Bahia Econômica – Essa situação tem afetado as empresas do polo de Camaçari?

Fátima Ferreira – Sim, de forma expressiva, como comentado na resposta ao item, com paralisações de unidades produtivas e operações a baixa carga.

Bahia Econômica –  Como estão as exportações do produto? 

Fátima Ferreira – As exportações da indústria química brasileira têm recuado, infelizmente. Nos primeiros seis meses de 2024, em relação a igual período do ano passado, as vendas para o mercado externo recuaram expressivos 27,5%, o que demonstra que além de encontrar dificuldades para competir no mercado local, a indústria química brasileira está com fortes problemas de competição no mercado externo

Bahia Econômica –  Qual a expectativa para o setor em 2024?

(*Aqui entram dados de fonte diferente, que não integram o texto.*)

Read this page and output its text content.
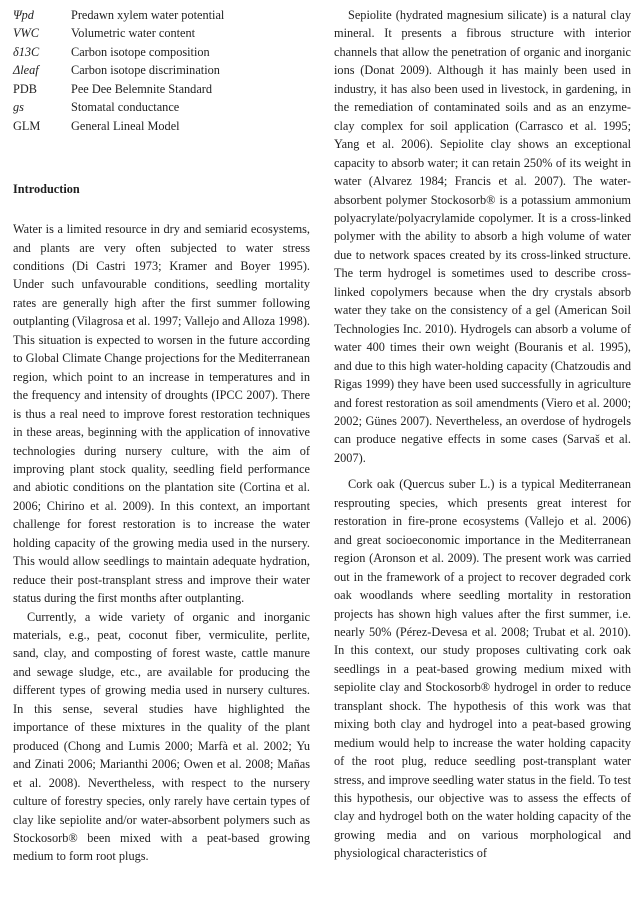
Ψpd	Predawn xylem water potential
VWC	Volumetric water content
δ13C	Carbon isotope composition
Δleaf	Carbon isotope discrimination
PDB	Pee Dee Belemnite Standard
gs	Stomatal conductance
GLM	General Lineal Model
Introduction

Water is a limited resource in dry and semiarid ecosystems, and plants are very often subjected to water stress conditions (Di Castri 1973; Kramer and Boyer 1995). Under such unfavourable conditions, seedling mortality rates are generally high after the first summer following outplanting (Vilagrosa et al. 1997; Vallejo and Alloza 1998). This situation is expected to worsen in the future according to Global Climate Change projections for the Mediterranean region, which point to an increase in temperatures and in the frequency and intensity of droughts (IPCC 2007). There is thus a real need to improve forest restoration techniques in these areas, beginning with the application of innovative technologies during nursery culture, with the aim of improving plant stock quality, seedling field performance and abiotic conditions on the plantation site (Cortina et al. 2006; Chirino et al. 2009). In this context, an important challenge for forest restoration is to increase the water holding capacity of the growing media used in the nursery. This would allow seedlings to maintain adequate hydration, reduce their post-transplant stress and improve their water status during the first months after outplanting.

Currently, a wide variety of organic and inorganic materials, e.g., peat, coconut fiber, vermiculite, perlite, sand, clay, and composting of forest waste, cattle manure and sewage sludge, etc., are available for producing the different types of growing media used in nursery cultures. In this sense, several studies have highlighted the importance of these mixtures in the quality of the plant produced (Chong and Lumis 2000; Marfà et al. 2002; Yu and Zinati 2006; Marianthi 2006; Owen et al. 2008; Mañas et al. 2008). Nevertheless, with respect to the nursery culture of forestry species, only rarely have certain types of clay like sepiolite and/or water-absorbent polymers such as Stockosorb® been mixed with a peat-based growing medium to form root plugs.

Sepiolite (hydrated magnesium silicate) is a natural clay mineral. It presents a fibrous structure with interior channels that allow the penetration of organic and inorganic ions (Donat 2009). Although it has mainly been used in industry, it has also been used in livestock, in gardening, in the remediation of contaminated soils and as an enzyme-clay complex for soil application (Carrasco et al. 1995; Yang et al. 2006). Sepiolite clay shows an exceptional capacity to absorb water; it can retain 250% of its weight in water (Alvarez 1984; Francis et al. 2007). The water-absorbent polymer Stockosorb® is a potassium ammonium polyacrylate/polyacrylamide copolymer. It is a cross-linked polymer with the ability to absorb a high volume of water due to network spaces created by its cross-linked structure. The term hydrogel is sometimes used to describe cross-linked copolymers because when the dry crystals absorb water they take on the consistency of a gel (American Soil Technologies Inc. 2010). Hydrogels can absorb a volume of water 400 times their own weight (Bouranis et al. 1995), and due to this high water-holding capacity (Chatzoudis and Rigas 1999) they have been used successfully in agriculture and forest restoration as soil amendments (Viero et al. 2000; 2002; Günes 2007). Nevertheless, an overdose of hydrogels can produce negative effects in some cases (Sarvaš et al. 2007).

Cork oak (Quercus suber L.) is a typical Mediterranean resprouting species, which presents great interest for restoration in fire-prone ecosystems (Vallejo et al. 2006) and great socioeconomic importance in the Mediterranean region (Aronson et al. 2009). The present work was carried out in the framework of a project to recover degraded cork oak woodlands where seedling mortality in restoration projects has shown high values after the first summer, i.e. nearly 50% (Pérez-Devesa et al. 2008; Trubat et al. 2010). In this context, our study proposes cultivating cork oak seedlings in a peat-based growing medium mixed with sepiolite clay and Stockosorb® hydrogel in order to reduce transplant shock. The hypothesis of this work was that mixing both clay and hydrogel into a peat-based growing medium would help to increase the water holding capacity of the root plug, reduce seedling post-transplant water stress, and improve seedling water status in the field. To test this hypothesis, our objective was to assess the effects of clay and hydrogel both on the water holding capacity of the growing media and on various morphological and physiological characteristics of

Fátima Ferreira – A Abiquim vem demostrando ao governo como essa situação está insustentável. Este, por sua vez, está para editar o que talvez possa ser considerado um dos mais importantes projetos estruturantes para o Brasil, o Programa Gás para Empregar. O País precisa contemplar nesse projeto medidas que destravem investimentos em infraestrutura de escoamento e tratamento de gás, aumentem a oferta de gás para o mercado, mas  sobretudo que ajudem a indústria a enfrentar essas diferenças gritantes em relação aos comparativos internacionais de preços de gás.

É importante salientar que existe gás suficiente e disponível no Brasil para atender o “Programa Gás Para Empregar” e, em especial, a demanda da indústria química e de fertilizantes. Os desequilíbrios entre capacidade e índices de operação são elevados, e as principais razões podem ser apontadas com os gargalos atuais, abaixo relacionados:

. Infraestrutura insuficiente para tratamento do Gás nos FPSOs;

. Falta de capacidade dos dutos de Escoamento, para a transferência do etano, propano, butano e C5+ para as refinarias e polos petroquímicos (a deficiência no escoamento impede o processamento de Gás, pois não tem como fazer a estocagem);

. O desequilíbrio entre a oferta e a demanda, principalmente em Indústrias que operam em regime de contratos de longo prazo, como a indústria de fertilizantes e a petroquímica;

. Para Industria Química é necessário oferecer um Gás Firme, com Especificação Técnica Constante, Contratos de Longo Prazo e Preços de Insumos (para Matéria Prima) desvinculados do uso energético;

. Através do “Programa Gás para Empregar” com ações concretas é que se poderá superar os atuais gargalos e criar as condições para atrair novos Investimentos.